Also shown were the refurbishment plans for St Pancras International stationwhich opened on schedule in November 2009 to great critical acclaim. Next door a £1 billion revamp for Euston Station was on the cards, partly financed by a massive mixed-use redevelopment above the station. No mention of HS2 back then.
Computer-generated images showed Cannon Street station, the first of a series of National Rail station redevelopments in London to be funded by “overhead" development. CannonPlace - in effect a huge bridge across the tracks developed in partnership with developer Hines and designed by Foggo Associates - was completed in 2011.
The show announced that London Underground was being refurbished and upgraded under a 30-year Public-Private Partnership. PPPs were a key plank of Blair Government policy. A deal was signed in 2002 to deliver £16 billion of investment. However, costs skyrocketed between 2003 and 2007, and LUL had to step in and take over thePPPsin 2010.
As part of the new mixed-use development at White City, £170 million was to be contributed by the developer in transport infrastructure improvements to cater for the anticipated surge of visitors to the area. A major new transport interchange at the south-east corner of the development called the Southern Interchange, would include a new Hammersmith & City line station, a remodelled Central line station at Shepherd's Bush, a new West London Railway station, two double bus stops, cycle routes and a taxi stand.
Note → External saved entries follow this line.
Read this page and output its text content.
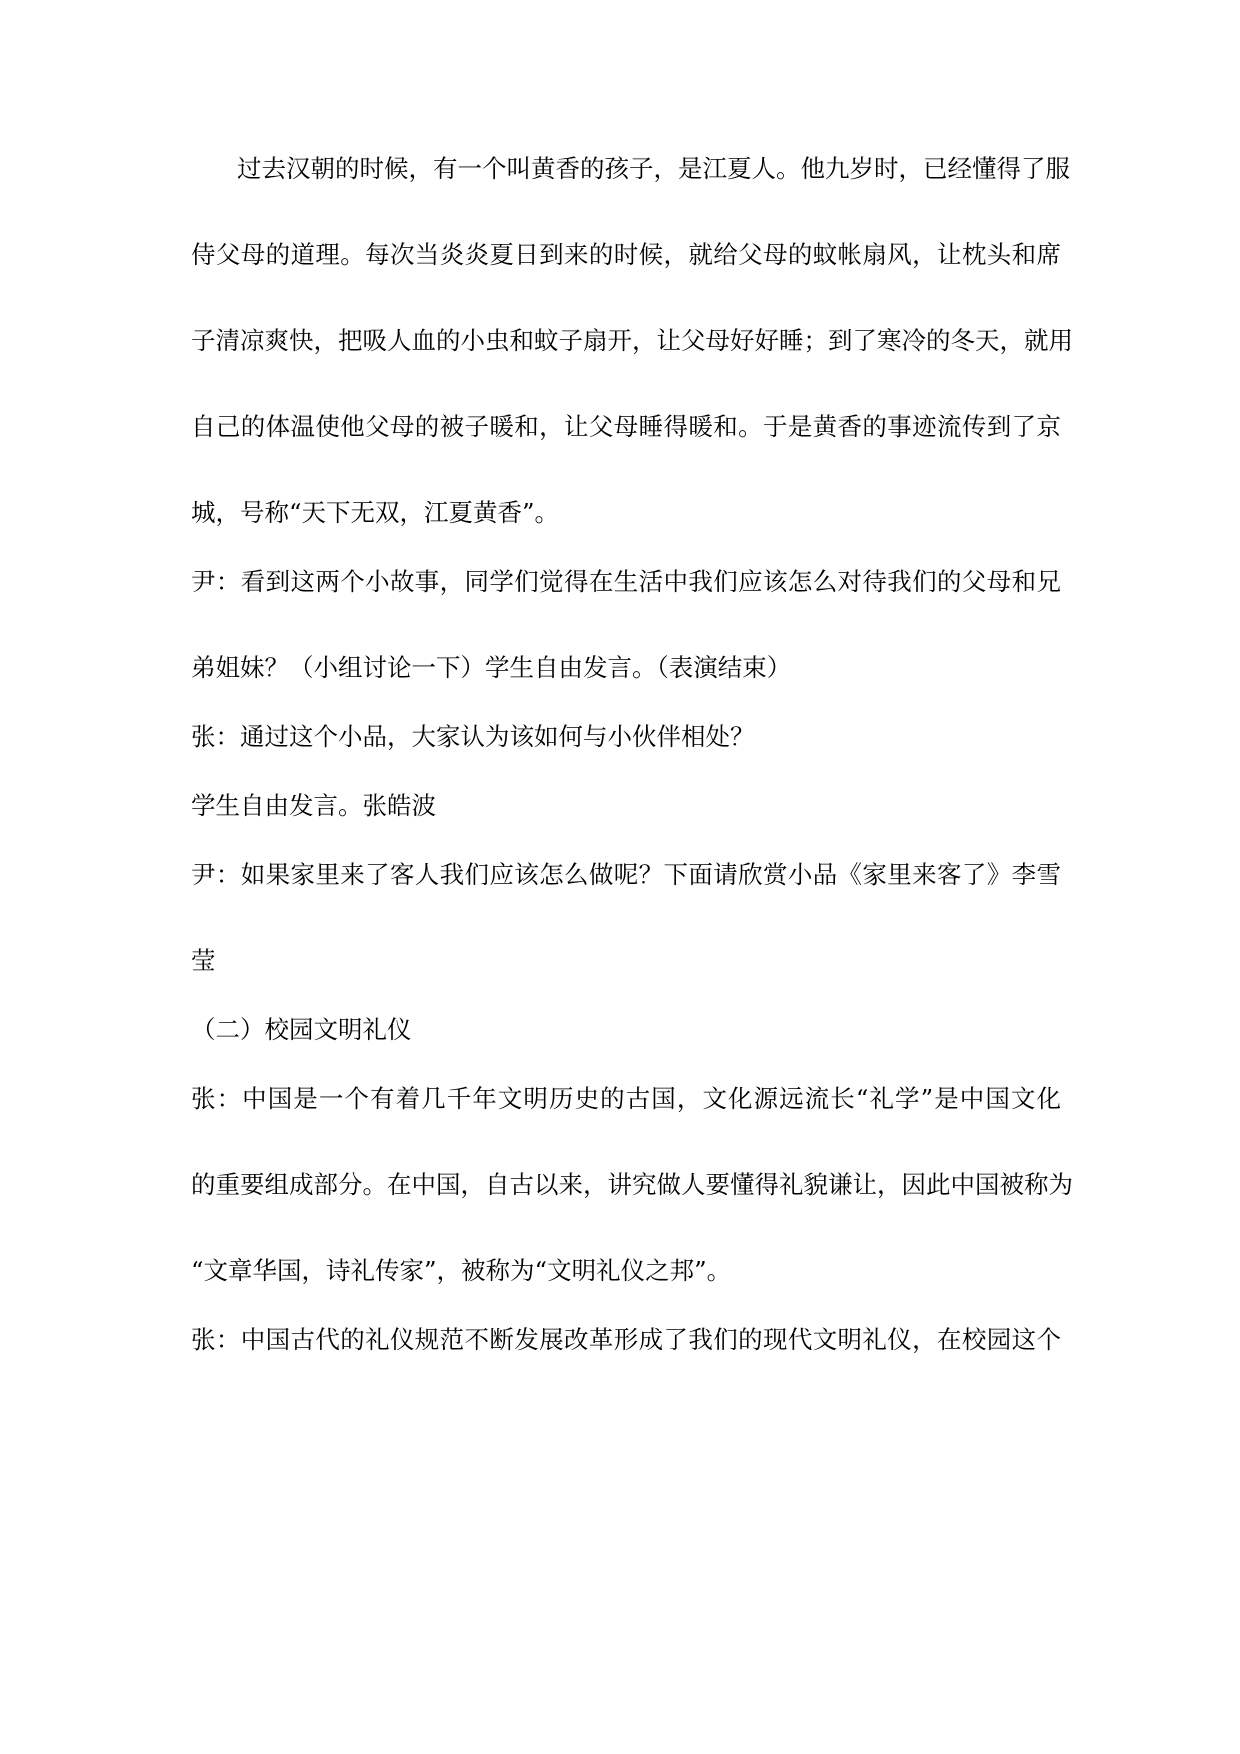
过去汉朝的时候，有一个叫黄香的孩子，是江夏人。他九岁时，已经懂得了服
侍父母的道理。每次当炎炎夏日到来的时候，就给父母的蚊帐扇风，让枕头和席
子清凉爽快，把吸人血的小虫和蚊子扇开，让父母好好睡；到了寒冷的冬天，就用
自己的体温使他父母的被子暖和，让父母睡得暖和。于是黄香的事迹流传到了京
城，号称“天下无双，江夏黄香”。
尹：看到这两个小故事，同学们觉得在生活中我们应该怎么对待我们的父母和兄
弟姐妹？（小组讨论一下）学生自由发言。（表演结束）
张：通过这个小品，大家认为该如何与小伙伴相处？
学生自由发言。张皓波
尹：如果家里来了客人我们应该怎么做呢？下面请欣赏小品《家里来客了》李雪
莹
（二）校园文明礼仪
张：中国是一个有着几千年文明历史的古国，文化源远流长“礼学”是中国文化
的重要组成部分。在中国，自古以来，讲究做人要懂得礼貌谦让，因此中国被称为
“文章华国，诗礼传家”，被称为“文明礼仪之邦”。
张：中国古代的礼仪规范不断发展改革形成了我们的现代文明礼仪，在校园这个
This opened in 2008.
The NLA research stated that “London's central congestion charging zone will be extended westwards as far as Kensington in February 2007”. Other plans under consideration include higher charges of up to £25 for vehicles that create higher CO2 emissions.Trials of "tag and beacon" technology, under which transponders in the street communicate with smart cards in the vehicle and charge the vehicle owner automatically, are underway. This could facilitate a London-wide road charging scheme in the future.” The next year Boris Johnson dumped the western extension and over a decade later we are little closer delivering a road charging system.
Under a proposal being worked up for the "museum mile" in Kensington, traffic lights, railings and other street furniture were to be removed from Exhibition Road. The shared space concept, “which is already well established elsewhere in the Netherlands, encourages drivers to behave more responsibly and therefore arguably improves road safety as well as creating a more aesthetically pleasing streetscape”. The scheme was delivered in 2011 although there have been murmurings from RBKC that they want to amend it.
A scheme for Sloane Square featured in the exhibition, where the existing one way roundabout would be reconfigured into a two way crossroads to create two large piazzas one either side was not so lucky and was unceremoniously dumped after lobbying by powerful local residents.
Although not a cyclist himself Ken Livingstone supported the 900km London Cycling Network+. It was hoped the £147 million project would play a major role in meeting Ken Livingstone's aim of a 200 per cent increase in London cycling by 2020. The exhibition did not include anything on the Bikeshare scheme that was then under consideration. Livingstone didn’t manage to get the scheme out of the gates, but Johnson did, thus earning them the sobriquet of Boris Bikes.
The real tragi-comedy is that of London’s river crossings. Ken proposed a new one from Silvertown to the Greenwich Peninsula to ease traffic congestion in the Blackwall Tunnel. Boris binned that one in 2008. The Mayor also proposed a £400 million road bridge to connected Beckton and Thamesmead. Boris cancelled the bridge too, although the crossing has been revived by Sadiq Khan as a twin-bore tunnel which starts on site this year and will be completed in 2025. The road bridge looks as though that will be replaced by an extension of the Overground Line.
In 2006 we commented that after half a century of underinvestment in transport in London it was heartening to see so much happening. Policies were pointing in the right direction, we said - what is missing is the financial support of central Government for major projects which are not only good for London but are essential to the national economy. We wait to see what Boris Johnson as Prime Minister will decide to do about projects like Crossrail 2 and the Bakerloo Line Extension.